We’ve all experienced it or are about to… the Arctic Blast / Polar Vortex / Whatever you want to call it. Yesterday (Wednesday) I was out preparing the horses around 4:55pm, putting blankets on, bedding shelters, etc. and in a span of 30 seconds, I went from comfortable to downright cold. Only to find out after I went in the house and checked my personal weather station app (we have a weather station on the house) to discover in the span of one hour, we went from 39° and nice to -1° with 25mph meaning it’s -25° with the windchill.

Everything went downhill from there.

TLDR: I survived (-ish), my horses survived, my dogs refuse to poop because that requires going outside.

I have never experienced weather like this. I definitely have never experienced keeping horses (and chickens) in weather like this. They were anticipating it to hit -50°F with windchill.

Preparations included:

The cutest matchy pair you ever saw (Momma CC and Mini Belle)
  • Panic,
  • Making part of the hay barn into a temporary horse pen *in case* the horses couldn’t handle being outside and I needed to bring all 4 in (I only have 2 stalls),
  • Filling waterers and making sure heaters were plugged in,
  • Bedding shelters with straw to help insulate feet and bodies from the ground,
  • Putting SO MUCH HAY out for the horses in normal feeders and loose in the shelter to entice them to chill (HA!) in the shelter,
  • Blanket and double blanket all horses, plus a hood on each one,
  • Order all the rechargeable heated things I could from Amazon (socks, neck cowl with hat are all I ended up getting and they are working out GREAT),
  • Add table salt to their normal grain rations, turn said normal grain into a warm soupy mash with some alfalfa/timothy pellets (they normally eat timothy hay so this is within normal diet and not a shock to the digestive system),
  • Bring food into chicken coop,
  • Make sure heated waterer was raging hot,
  • Make sure chicken radiant heater was on high and pumping heat before the cold started,
  • Block light sensor on chicken coop door to ensure it stayed closed all day today,
  • Make sure new electric heated things were charged,
  • Make sure farm vehicles were plugged in to be useable when needed,
  • Panic some more.

After the weather REALLY blew in and the horses were in it for a bit (so like 8pm), I went to check on the horses in the shelter plus deliver more hay because PANIC and couldn’t believe WHAT A DIFFERENCE the shelter made in temp. VS being out where it was windy. That immediately eased my panic a little. Especially since all the horses were being well-behaved and hanging/eating in their shelters. I was also REALLY concerned the water was going to freeze even though I use high-powered heaters, and they were warm and steaming! Good golly did that ease my mind. So that changed my initial plan of checking things every 1-2 hours, into doing one last check at midnight and then actually sleeping for a few hours. Midnight rolls around, check horses, hay, and water and all is still great. Off to bed I go!
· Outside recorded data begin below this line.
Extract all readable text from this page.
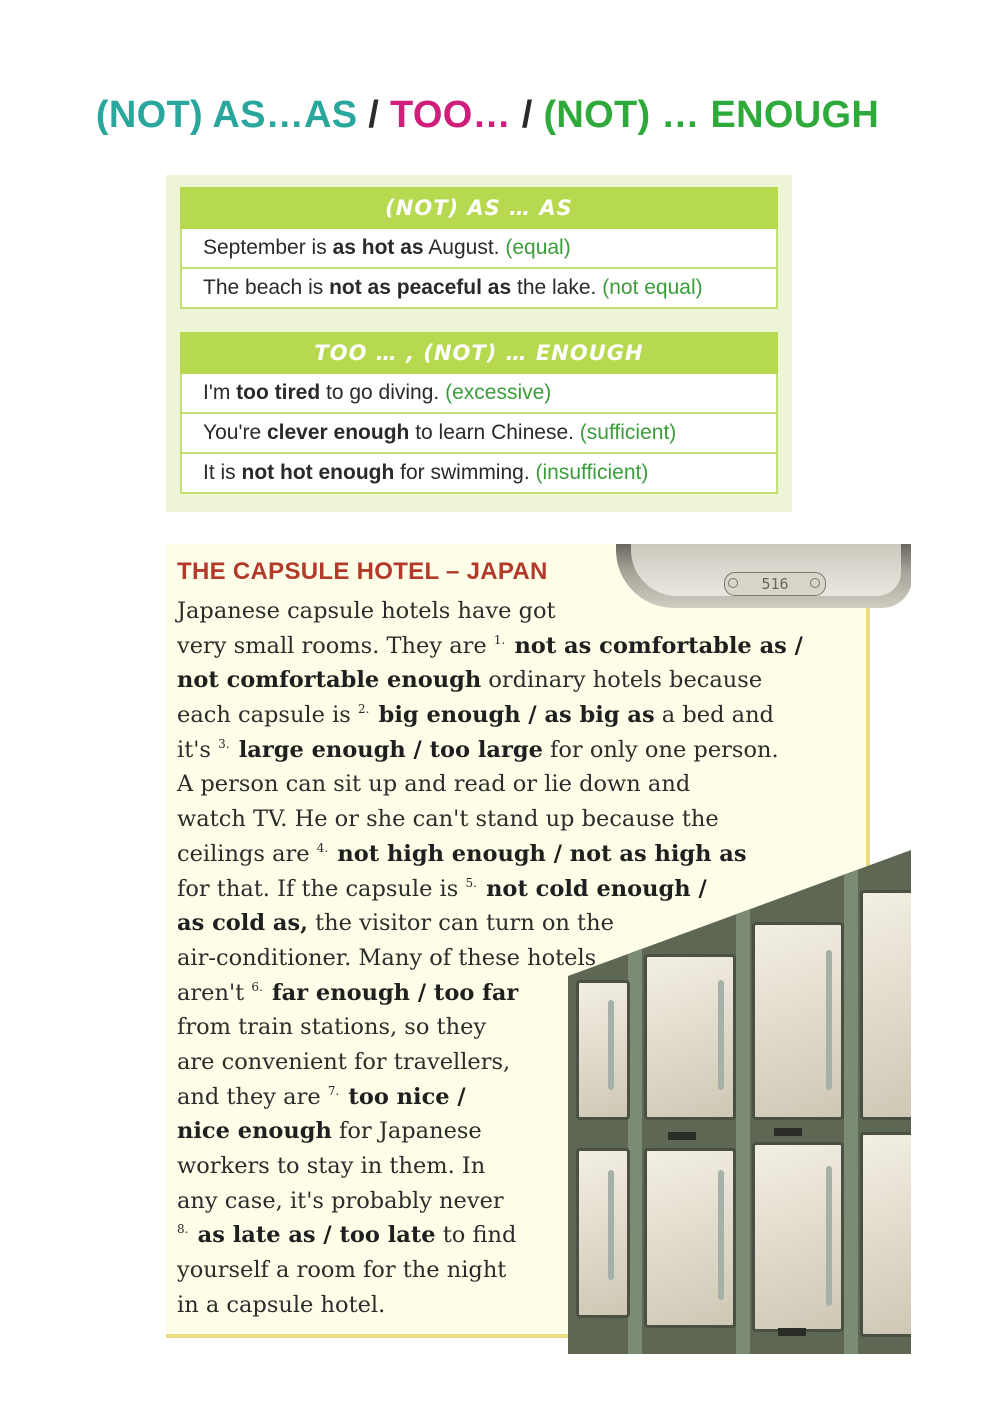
(NOT) AS…AS / TOO… / (NOT) … ENOUGH
(NOT) AS … AS
September is as hot as August. (equal)
The beach is not as peaceful as the lake. (not equal)
TOO … , (NOT) … ENOUGH
I'm too tired to go diving. (excessive)
You're clever enough to learn Chinese. (sufficient)
It is not hot enough for swimming. (insufficient)
516
THE CAPSULE HOTEL – JAPAN
Japanese capsule hotels have got
very small rooms. They are $^{1.}$ not as comfortable as /
not comfortable enough ordinary hotels because
each capsule is $^{2.}$ big enough / as big as a bed and
it's $^{3.}$ large enough / too large for only one person.
A person can sit up and read or lie down and
watch TV. He or she can't stand up because the
ceilings are $^{4.}$ not high enough / not as high as
for that. If the capsule is $^{5.}$ not cold enough /
as cold as, the visitor can turn on the
air-conditioner. Many of these hotels
aren't $^{6.}$ far enough / too far
from train stations, so they
are convenient for travellers,
and they are $^{7.}$ too nice /
nice enough for Japanese
workers to stay in them. In
any case, it's probably never
$^{8.}$ as late as / too late to find
yourself a room for the night
in a capsule hotel.
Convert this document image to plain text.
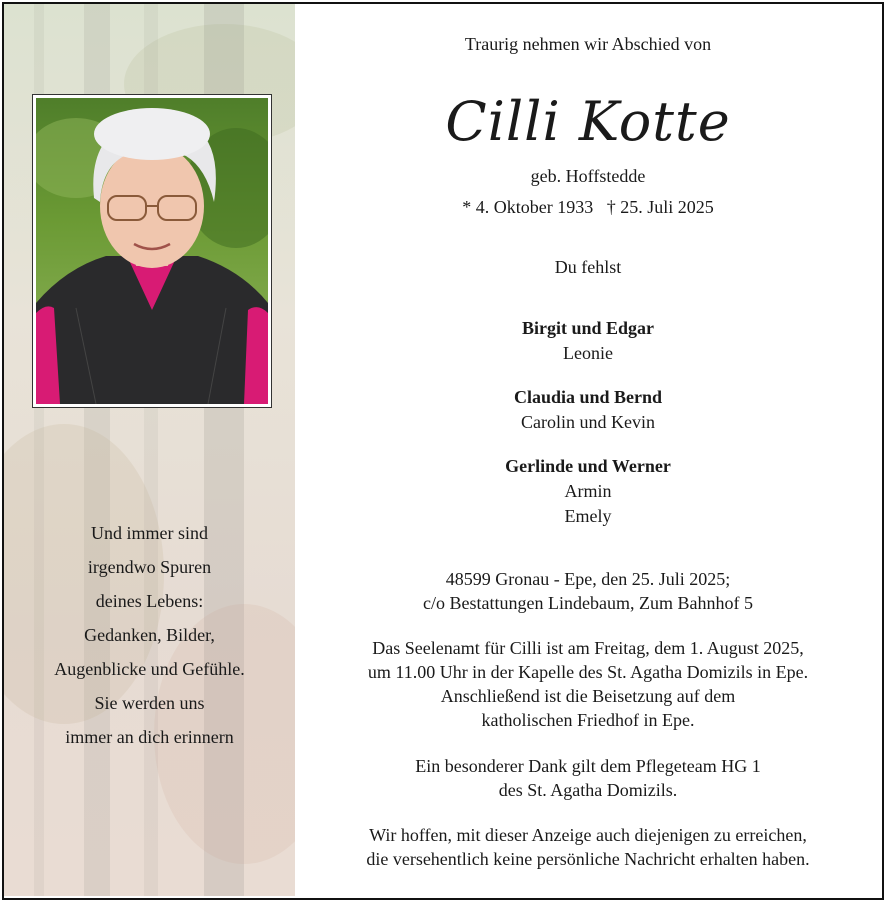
Und immer sind
irgendwo Spuren
deines Lebens:
Gedanken, Bilder,
Augenblicke und Gefühle.
Sie werden uns
immer an dich erinnern
Traurig nehmen wir Abschied von
Cilli Kotte
geb. Hoffstedde
* 4. Oktober 1933 † 25. Juli 2025
Du fehlst
Birgit und Edgar
Leonie
Claudia und Bernd
Carolin und Kevin
Gerlinde und Werner
Armin
Emely
48599 Gronau - Epe, den 25. Juli 2025;
c/o Bestattungen Lindebaum, Zum Bahnhof 5
Das Seelenamt für Cilli ist am Freitag, dem 1. August 2025,
um 11.00 Uhr in der Kapelle des St. Agatha Domizils in Epe.
Anschließend ist die Beisetzung auf dem
katholischen Friedhof in Epe.
Ein besonderer Dank gilt dem Pflegeteam HG 1
des St. Agatha Domizils.
Wir hoffen, mit dieser Anzeige auch diejenigen zu erreichen,
die versehentlich keine persönliche Nachricht erhalten haben.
This morning (Thursday) I wake up around 6:20am to make sure the chicken coop stayed closed, look at horses from afar, start soaking warm mash, drink coffee. All looked good, eased panic even more!

Finally, get mash soaked enough to feed, went to feed and the horses were nice and toasty under their blankets! Water was still warm and steaming. I felt 9 million lbs fall off my shoulders. I was truly expecting the water to have frozen at some point because the weather overpowered the heaters and the horses to be cold or the hay to be gone, etc. But apparently, horses cannot eat 500 tons of hay in one night LOL.

I didn’t even need to feed hay for breakfast! Lunchtime rolls around, top off waterers since tonight will also be subzero and miserable, give hay in their slow feeders, and took the hoods off since they were nice and warm.

Just need to get through tonight (currently -13°F with a windchill of -25°F at 7pm) and then things start swinging in the right direction weather wise tomorrow, late morning.

Lesson learned, no need to panic. I was plenty prepared and am now confident I can take care of the animals in just about anything Colorado has to throw at me. And since this is a *once-in-a-lifetime weather event* I doubt I will ever see anything this crazy again in my life!

However, *knock on wood* because it would be just my luck Colorado does this again every year just because it can and I got cocky.